Remarketing: POLITIC uses remarketing tracking cookies and conversion pixels from Facebook in order to present you with information about campaigns you have opted into. This may result in you seeing an ad to support one of our campaigns after you have visited our website. Moreover, POLITC also creates custom audiences based on emails of subscribers to present information about our campaigns via social media. However, POLITC does not use your personally identifiable information by employing any of the remarketing services, other than to present you special offers from us. When using remarketing, some personal data to identify the user, such as name, email and/or phone number, may be transferred to the provider of the advertising or a social media network (such as Facebook). POLITIC uses retargeting to both exclude individual persons from retargeting (such as existing supporters of our charity partners) and to include individual persons (such as potential new supporters of POLITIC or our charity partners).

We use the following third-party service providers for remarketing (see more below under “Use of sub-contractors”):

Facebook: Opt-out of Facebook remarketing here

You can find more information on how to administer cookies in your browser here: http://www.aboutcookies.org.uk/managing-cookies

Do we share your data with anyone?

We may share your data with:

Third party organisations and charities where you have signed a petition they have partnered with us on or where you have signed a petition on a relevant cause that they campaign about.

Third-party Service Providers working on our behalf:

We may pass your information on to our distributors, agents, sub-contractors and other associated organisations with the purpose of them providing services to you on our behalf.

If required by law:

We will disclose your personal information if required by law or if we, as a company, reasonably believe that disclosure is necessary to protect our company’s rights and/or to comply with a judicial proceeding, court order or legal process.
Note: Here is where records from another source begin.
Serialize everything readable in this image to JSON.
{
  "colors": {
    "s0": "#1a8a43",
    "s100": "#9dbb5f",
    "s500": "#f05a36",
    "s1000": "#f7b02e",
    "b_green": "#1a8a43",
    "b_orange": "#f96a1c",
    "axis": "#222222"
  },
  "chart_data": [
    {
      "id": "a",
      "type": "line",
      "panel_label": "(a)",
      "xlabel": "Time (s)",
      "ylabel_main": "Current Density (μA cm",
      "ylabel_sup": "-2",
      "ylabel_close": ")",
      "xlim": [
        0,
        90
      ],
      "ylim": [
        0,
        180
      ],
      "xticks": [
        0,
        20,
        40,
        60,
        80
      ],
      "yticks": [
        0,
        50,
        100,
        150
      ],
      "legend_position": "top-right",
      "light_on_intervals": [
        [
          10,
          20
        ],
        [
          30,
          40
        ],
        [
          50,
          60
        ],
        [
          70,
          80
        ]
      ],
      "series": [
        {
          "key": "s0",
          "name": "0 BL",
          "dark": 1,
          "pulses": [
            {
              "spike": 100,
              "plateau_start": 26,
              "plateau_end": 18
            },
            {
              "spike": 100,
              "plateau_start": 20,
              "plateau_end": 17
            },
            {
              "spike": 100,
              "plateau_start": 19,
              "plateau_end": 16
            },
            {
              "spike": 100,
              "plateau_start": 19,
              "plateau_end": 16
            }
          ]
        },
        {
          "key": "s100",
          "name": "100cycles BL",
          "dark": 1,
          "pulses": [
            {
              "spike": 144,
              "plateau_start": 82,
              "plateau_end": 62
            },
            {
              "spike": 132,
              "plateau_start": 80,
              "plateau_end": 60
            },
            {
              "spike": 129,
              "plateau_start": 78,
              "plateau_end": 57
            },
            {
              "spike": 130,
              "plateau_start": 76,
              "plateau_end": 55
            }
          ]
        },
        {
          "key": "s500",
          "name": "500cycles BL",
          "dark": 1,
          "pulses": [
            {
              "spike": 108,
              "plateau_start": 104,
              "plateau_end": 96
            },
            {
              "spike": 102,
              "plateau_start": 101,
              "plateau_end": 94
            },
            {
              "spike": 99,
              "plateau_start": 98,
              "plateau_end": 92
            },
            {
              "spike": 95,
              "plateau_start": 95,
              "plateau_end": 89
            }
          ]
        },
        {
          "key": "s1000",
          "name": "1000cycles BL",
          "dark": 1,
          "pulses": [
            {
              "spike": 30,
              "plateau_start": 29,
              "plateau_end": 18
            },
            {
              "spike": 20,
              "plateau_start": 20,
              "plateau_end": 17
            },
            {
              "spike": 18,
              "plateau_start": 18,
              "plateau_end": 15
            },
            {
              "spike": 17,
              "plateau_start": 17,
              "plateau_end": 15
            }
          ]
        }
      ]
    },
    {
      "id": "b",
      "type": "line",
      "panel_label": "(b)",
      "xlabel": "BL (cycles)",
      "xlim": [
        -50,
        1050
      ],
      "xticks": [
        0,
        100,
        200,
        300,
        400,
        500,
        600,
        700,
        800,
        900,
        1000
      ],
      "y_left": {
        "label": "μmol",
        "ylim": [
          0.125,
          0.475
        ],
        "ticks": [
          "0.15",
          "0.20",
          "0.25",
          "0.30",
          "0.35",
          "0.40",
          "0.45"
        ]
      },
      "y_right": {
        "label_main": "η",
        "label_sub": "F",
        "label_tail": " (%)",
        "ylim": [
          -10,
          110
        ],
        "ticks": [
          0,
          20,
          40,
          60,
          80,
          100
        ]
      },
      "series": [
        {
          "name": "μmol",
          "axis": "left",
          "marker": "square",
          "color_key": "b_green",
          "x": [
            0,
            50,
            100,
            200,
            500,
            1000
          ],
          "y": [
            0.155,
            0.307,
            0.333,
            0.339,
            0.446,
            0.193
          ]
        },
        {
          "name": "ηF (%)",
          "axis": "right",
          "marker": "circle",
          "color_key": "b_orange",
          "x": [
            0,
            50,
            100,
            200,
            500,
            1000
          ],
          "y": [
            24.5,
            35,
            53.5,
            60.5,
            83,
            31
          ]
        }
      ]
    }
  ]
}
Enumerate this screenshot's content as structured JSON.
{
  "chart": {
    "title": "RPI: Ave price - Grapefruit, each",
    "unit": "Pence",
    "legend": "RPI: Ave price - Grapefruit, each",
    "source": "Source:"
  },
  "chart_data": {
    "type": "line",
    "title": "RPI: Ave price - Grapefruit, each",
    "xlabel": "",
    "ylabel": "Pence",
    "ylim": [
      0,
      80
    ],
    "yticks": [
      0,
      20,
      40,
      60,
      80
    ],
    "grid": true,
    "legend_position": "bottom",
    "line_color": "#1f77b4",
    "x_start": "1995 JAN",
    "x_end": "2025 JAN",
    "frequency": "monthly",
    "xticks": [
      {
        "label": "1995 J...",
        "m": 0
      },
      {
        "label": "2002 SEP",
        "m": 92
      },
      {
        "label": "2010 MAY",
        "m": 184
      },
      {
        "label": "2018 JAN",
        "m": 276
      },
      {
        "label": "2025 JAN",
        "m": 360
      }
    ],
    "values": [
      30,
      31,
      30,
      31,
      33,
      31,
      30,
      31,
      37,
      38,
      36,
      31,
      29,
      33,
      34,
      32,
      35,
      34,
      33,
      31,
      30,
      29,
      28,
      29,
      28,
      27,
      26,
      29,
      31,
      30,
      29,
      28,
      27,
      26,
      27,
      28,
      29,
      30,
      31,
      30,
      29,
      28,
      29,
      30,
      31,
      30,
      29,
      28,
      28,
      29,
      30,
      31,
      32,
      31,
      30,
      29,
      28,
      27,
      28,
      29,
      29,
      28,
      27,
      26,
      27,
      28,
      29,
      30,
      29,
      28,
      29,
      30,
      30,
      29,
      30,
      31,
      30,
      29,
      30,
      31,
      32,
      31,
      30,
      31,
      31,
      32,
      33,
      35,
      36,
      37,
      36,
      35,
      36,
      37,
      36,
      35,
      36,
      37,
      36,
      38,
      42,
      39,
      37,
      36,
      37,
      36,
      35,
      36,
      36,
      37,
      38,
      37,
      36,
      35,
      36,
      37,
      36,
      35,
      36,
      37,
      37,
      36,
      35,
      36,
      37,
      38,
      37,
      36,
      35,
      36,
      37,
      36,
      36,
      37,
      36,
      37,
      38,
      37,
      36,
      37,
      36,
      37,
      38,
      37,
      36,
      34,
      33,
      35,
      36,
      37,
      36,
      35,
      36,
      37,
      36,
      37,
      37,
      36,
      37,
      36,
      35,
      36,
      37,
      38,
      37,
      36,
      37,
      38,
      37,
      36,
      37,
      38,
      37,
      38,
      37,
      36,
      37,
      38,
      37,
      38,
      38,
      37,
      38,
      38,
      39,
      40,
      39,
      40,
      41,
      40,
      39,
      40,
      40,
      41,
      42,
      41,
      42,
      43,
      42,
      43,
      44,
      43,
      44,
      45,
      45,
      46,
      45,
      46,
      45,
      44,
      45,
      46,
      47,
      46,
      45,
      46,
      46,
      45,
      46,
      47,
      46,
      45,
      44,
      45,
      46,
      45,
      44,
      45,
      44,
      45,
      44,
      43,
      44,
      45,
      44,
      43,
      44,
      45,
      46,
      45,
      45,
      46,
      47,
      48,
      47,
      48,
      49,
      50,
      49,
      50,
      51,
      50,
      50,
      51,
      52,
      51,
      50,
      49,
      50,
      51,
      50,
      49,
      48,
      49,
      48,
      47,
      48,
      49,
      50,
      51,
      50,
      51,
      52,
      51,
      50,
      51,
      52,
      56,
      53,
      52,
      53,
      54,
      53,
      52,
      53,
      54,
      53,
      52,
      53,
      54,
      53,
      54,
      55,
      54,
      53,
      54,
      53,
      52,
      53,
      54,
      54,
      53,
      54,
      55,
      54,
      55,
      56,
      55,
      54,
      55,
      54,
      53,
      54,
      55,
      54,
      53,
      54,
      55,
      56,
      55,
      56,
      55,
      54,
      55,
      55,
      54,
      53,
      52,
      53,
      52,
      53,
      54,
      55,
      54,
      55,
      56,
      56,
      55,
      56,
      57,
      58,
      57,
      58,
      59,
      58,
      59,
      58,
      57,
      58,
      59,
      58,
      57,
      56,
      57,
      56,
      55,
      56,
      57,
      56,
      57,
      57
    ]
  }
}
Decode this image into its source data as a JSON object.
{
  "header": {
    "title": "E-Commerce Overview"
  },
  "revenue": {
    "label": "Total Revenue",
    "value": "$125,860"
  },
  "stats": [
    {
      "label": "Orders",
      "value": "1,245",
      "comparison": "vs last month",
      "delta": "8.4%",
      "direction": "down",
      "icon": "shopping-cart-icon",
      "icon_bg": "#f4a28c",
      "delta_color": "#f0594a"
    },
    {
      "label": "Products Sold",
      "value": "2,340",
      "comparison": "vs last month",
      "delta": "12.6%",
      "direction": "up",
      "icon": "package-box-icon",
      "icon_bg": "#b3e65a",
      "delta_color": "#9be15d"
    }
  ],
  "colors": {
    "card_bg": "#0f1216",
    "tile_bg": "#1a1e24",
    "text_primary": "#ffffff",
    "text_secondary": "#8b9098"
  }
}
However, we will do what we can to ensure that your privacy rights continue to be protected.

Use of sub-contractors (processors and sub-processors)

We may use sub-contractors to process personal data on our behalf, and are responsible for making sure they commit themselves to adhere to this Privacy Policy and applicable data protection legislation by signing a Data Processing Agreement.

If the sub-contractor processes Personal Data outside the UK area, such processing must be in accordance with the UK GDPR , EU Standard Contractual Clauses for transfer to third countries, or another specifically stated lawful basis for the transfer of personal data to a third country.

Changes to this Privacy Policy

POLITIC reserves the right to amend this Privacy Policy at any time. The applicable version will always be found on our websites. We encourage you to check this Privacy Statement occasionally to ensure that you are happy with any changes.

If we make changes that significantly alter our privacy practices, we will notify you by email or post a notice on our websites prior to the change taking effect.

Your right to complain to a supervisory authority

If you are unhappy with the way in which your personal data has been processed, you may, in the first instance, contact hello@politic.com.au

If you remain dissatisfied, then you have the right to apply directly to your national supervisory authority for a decision.